Imaginé (imagino aún) un puerto oscuro, porque en la sombra se desarrolla la semilla y sus frutos podrán verse únicamente a la luz. Se aprecia el florecimiento de una desorganización urbana que padece una y otra vez el azote de múltiples discursos políticos y el botín de la reconstrucción constante es para los mismos de siempre. La semilla, bajo el manto de catástrofes, de violencia y de omisiones de Estado, irradia una soledad punzante. Así entendí que estábamos en una transformación, en un proceso que puede darnos la virtud de la consciencia. Y dejé constancia de ello en esa novela.

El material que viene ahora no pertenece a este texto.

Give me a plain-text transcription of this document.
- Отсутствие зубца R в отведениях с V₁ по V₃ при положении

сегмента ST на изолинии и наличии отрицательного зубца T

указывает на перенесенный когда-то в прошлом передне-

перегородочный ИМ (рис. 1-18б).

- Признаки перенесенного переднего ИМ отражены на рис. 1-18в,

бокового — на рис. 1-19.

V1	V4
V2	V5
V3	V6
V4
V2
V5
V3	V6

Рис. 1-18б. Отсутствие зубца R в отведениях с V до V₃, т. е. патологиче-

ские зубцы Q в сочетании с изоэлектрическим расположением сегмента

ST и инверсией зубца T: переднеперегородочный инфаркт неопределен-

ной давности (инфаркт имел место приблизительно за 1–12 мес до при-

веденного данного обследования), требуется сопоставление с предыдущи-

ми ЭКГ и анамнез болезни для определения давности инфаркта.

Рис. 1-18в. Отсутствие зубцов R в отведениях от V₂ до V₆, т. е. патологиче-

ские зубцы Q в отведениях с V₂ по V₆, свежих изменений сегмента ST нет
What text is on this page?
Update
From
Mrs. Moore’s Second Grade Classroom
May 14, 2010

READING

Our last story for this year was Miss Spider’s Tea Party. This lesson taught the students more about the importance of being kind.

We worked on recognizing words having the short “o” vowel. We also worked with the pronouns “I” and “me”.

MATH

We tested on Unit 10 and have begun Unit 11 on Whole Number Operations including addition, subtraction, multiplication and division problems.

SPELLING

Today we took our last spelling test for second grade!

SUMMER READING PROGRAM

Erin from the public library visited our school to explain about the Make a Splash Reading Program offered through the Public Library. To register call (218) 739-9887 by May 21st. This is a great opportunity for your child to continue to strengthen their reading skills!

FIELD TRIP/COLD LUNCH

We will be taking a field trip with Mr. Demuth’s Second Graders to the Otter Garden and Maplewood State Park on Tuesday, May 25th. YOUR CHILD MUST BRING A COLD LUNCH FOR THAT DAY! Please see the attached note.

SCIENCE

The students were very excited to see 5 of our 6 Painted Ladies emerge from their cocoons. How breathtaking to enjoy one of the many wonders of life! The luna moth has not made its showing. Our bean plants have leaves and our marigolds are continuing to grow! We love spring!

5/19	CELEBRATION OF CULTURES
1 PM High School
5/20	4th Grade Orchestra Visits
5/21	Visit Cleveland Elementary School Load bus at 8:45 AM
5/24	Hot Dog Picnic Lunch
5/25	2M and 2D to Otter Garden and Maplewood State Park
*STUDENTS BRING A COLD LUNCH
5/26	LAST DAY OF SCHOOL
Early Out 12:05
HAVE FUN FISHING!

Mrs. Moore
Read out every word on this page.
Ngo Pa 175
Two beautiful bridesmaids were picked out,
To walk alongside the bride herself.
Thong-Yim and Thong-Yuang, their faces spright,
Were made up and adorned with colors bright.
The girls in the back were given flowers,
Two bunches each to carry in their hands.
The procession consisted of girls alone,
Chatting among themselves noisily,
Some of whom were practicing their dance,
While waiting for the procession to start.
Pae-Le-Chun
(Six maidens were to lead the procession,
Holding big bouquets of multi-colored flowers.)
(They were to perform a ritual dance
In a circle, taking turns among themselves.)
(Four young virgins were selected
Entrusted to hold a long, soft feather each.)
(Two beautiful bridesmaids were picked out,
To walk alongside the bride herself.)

Lo más triste sería convertir a este puerto en una vitrina para reporteros, para personas que intentan ilustrar sus espacios (informativos o de propaganda) con daños ejemplares; el caos –que desde hace años convierte a este lugar en una fuente segura de calamidades– debe servir para algo. Debe tener un para qué. “Acapulco se hallaba entre los primeros lugares del país en el consumo de alcohol, anfetaminas, cocaína, mariguana, heroína y sedantes En cambio, estaba en los últimos lugares en cuanto a enseñanza universitaria.
“–La estrategia –decía Chema, acalorado– consiste en mantener al pueblo guerrerense ignorante, inculto y desnutrido, pues saben que es valiente, inquieto, cuestionador de injusticias; si a los guerrerenses nos dieran buena educación y buena alimentación, seríamos capaces, en una generación, de cambiar el destino político del país”, esta es la enseñanza de José Agustín, cuya novela –comentada en estos dos artículos– es la piedra angular de lo que ahora podemos entender como declaratoria de emergencia. Y volver a Dos horas de sol va ser preciso en unos años más. También creo que la renovación vital y literaria van de la mano. Renovación a secas, sin adjetivos, integral, terriblemente necesaria.